ARID1B is the most frequently mutated gene in monogenic de novo neurodevelopmental disorders (NDDs), with an approximated prevalence of one in 9,500 individuals. ARID1B-related disorder (ARID1B-RD) manifests in early childhood as moderate to severe developmental delay, and affected children and adults have intellectual disability (ID) and are often diagnosed with autism spectrum disorder alongside many other clinical signs. Despite ARID1B-RD’s high prevalence and extensive debilitating effects, the current understanding of the disorder’s developmental trajectories is strikingly limited. 
The proposed project will address this gap by employing a prospective longitudinal multi-method design. Its primary objectives are twofold: firstly, to establish a comprehensive, integrative understanding of the development of ARID1B-RD encompassing all relevant functional domains and physiological systems and; and secondly, to characterize multiple traditional and novel clinical endpoints for upcoming targeted ARID1B-RD clinical trials. Additionally, the project seeks to identify biosignatures of ARID1B-RD that may be utilized for stratification and prediction of the disorder’s progression. To attain these objectives, we will monitor the development of 135 children and adolescents with ARID1B-RD in seven sites, for 30 months. Monitoring will involve (a) bi-annual standardized NDD assessments conducted by clinicians, supplemented by caregivers’ reports; (b) evaluation of ARID1B-RD-specific biomarkers, including EEG, episignatures, proteomics and facial phenotype; and (c) collection of ecologically valid data based on caregivers’ reports and wearables tapping into motor and language development. 
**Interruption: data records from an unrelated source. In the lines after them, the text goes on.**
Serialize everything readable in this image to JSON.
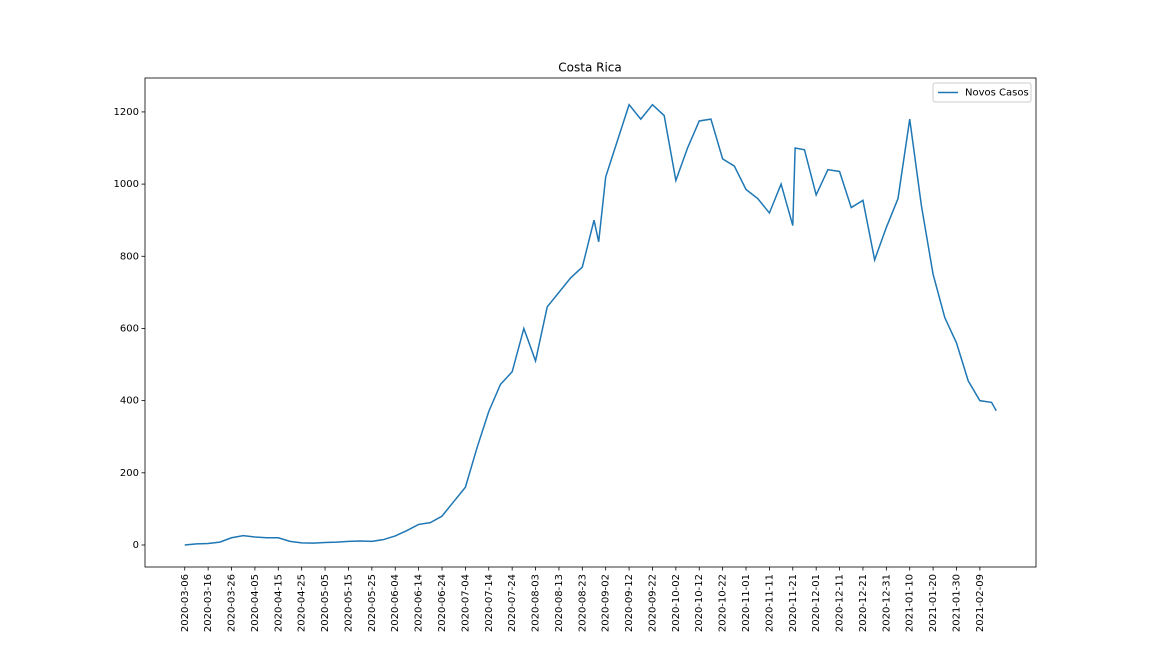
{
  "chart_data": {
    "type": "line",
    "title": "Costa Rica",
    "x": [
      "2020-03-06",
      "2020-03-11",
      "2020-03-16",
      "2020-03-21",
      "2020-03-26",
      "2020-03-31",
      "2020-04-05",
      "2020-04-10",
      "2020-04-15",
      "2020-04-20",
      "2020-04-25",
      "2020-04-30",
      "2020-05-05",
      "2020-05-10",
      "2020-05-15",
      "2020-05-20",
      "2020-05-25",
      "2020-05-30",
      "2020-06-04",
      "2020-06-09",
      "2020-06-14",
      "2020-06-19",
      "2020-06-24",
      "2020-06-29",
      "2020-07-04",
      "2020-07-09",
      "2020-07-14",
      "2020-07-19",
      "2020-07-24",
      "2020-07-29",
      "2020-08-03",
      "2020-08-08",
      "2020-08-13",
      "2020-08-18",
      "2020-08-23",
      "2020-08-28",
      "2020-08-30",
      "2020-09-02",
      "2020-09-07",
      "2020-09-12",
      "2020-09-17",
      "2020-09-22",
      "2020-09-27",
      "2020-10-02",
      "2020-10-07",
      "2020-10-12",
      "2020-10-17",
      "2020-10-22",
      "2020-10-27",
      "2020-11-01",
      "2020-11-06",
      "2020-11-11",
      "2020-11-16",
      "2020-11-21",
      "2020-11-22",
      "2020-11-26",
      "2020-12-01",
      "2020-12-06",
      "2020-12-11",
      "2020-12-16",
      "2020-12-21",
      "2020-12-26",
      "2020-12-31",
      "2021-01-05",
      "2021-01-10",
      "2021-01-15",
      "2021-01-20",
      "2021-01-25",
      "2021-01-30",
      "2021-02-04",
      "2021-02-09",
      "2021-02-14",
      "2021-02-16"
    ],
    "series": [
      {
        "name": "Novos Casos",
        "color": "#1f77b4",
        "values": [
          0,
          3,
          4,
          8,
          20,
          26,
          22,
          20,
          20,
          10,
          6,
          5,
          7,
          8,
          10,
          11,
          10,
          15,
          25,
          40,
          57,
          62,
          80,
          120,
          160,
          270,
          370,
          445,
          480,
          600,
          510,
          660,
          700,
          740,
          770,
          900,
          840,
          1020,
          1120,
          1220,
          1180,
          1220,
          1190,
          1010,
          1100,
          1175,
          1180,
          1070,
          1050,
          985,
          960,
          920,
          1000,
          885,
          1100,
          1095,
          970,
          1040,
          1035,
          935,
          955,
          790,
          880,
          960,
          1180,
          940,
          750,
          630,
          560,
          455,
          400,
          395,
          372
        ]
      }
    ],
    "xlim": [
      "2020-02-18",
      "2021-03-05"
    ],
    "xticks": [
      "2020-03-06",
      "2020-03-16",
      "2020-03-26",
      "2020-04-05",
      "2020-04-15",
      "2020-04-25",
      "2020-05-05",
      "2020-05-15",
      "2020-05-25",
      "2020-06-04",
      "2020-06-14",
      "2020-06-24",
      "2020-07-04",
      "2020-07-14",
      "2020-07-24",
      "2020-08-03",
      "2020-08-13",
      "2020-08-23",
      "2020-09-02",
      "2020-09-12",
      "2020-09-22",
      "2020-10-02",
      "2020-10-12",
      "2020-10-22",
      "2020-11-01",
      "2020-11-11",
      "2020-11-21",
      "2020-12-01",
      "2020-12-11",
      "2020-12-21",
      "2020-12-31",
      "2021-01-10",
      "2021-01-20",
      "2021-01-30",
      "2021-02-09"
    ],
    "ylim": [
      -61,
      1294
    ],
    "yticks": [
      0,
      200,
      400,
      600,
      800,
      1000,
      1200
    ],
    "legend": "upper right"
  }
}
The project team brings a diverse set of complementary state-of-the-art expertise and collaborates with leading patient advocacy organizations. The collected data will allow identifying and cross-validating clinical endpoints, and serve as an external historical control, thus facilitating the development of effective therapeutics for thousands of children worldwide. Moreover, the methods implemented as part of the project will serve as an exemplar for future multi-national/lingual natural history studies for NDDs.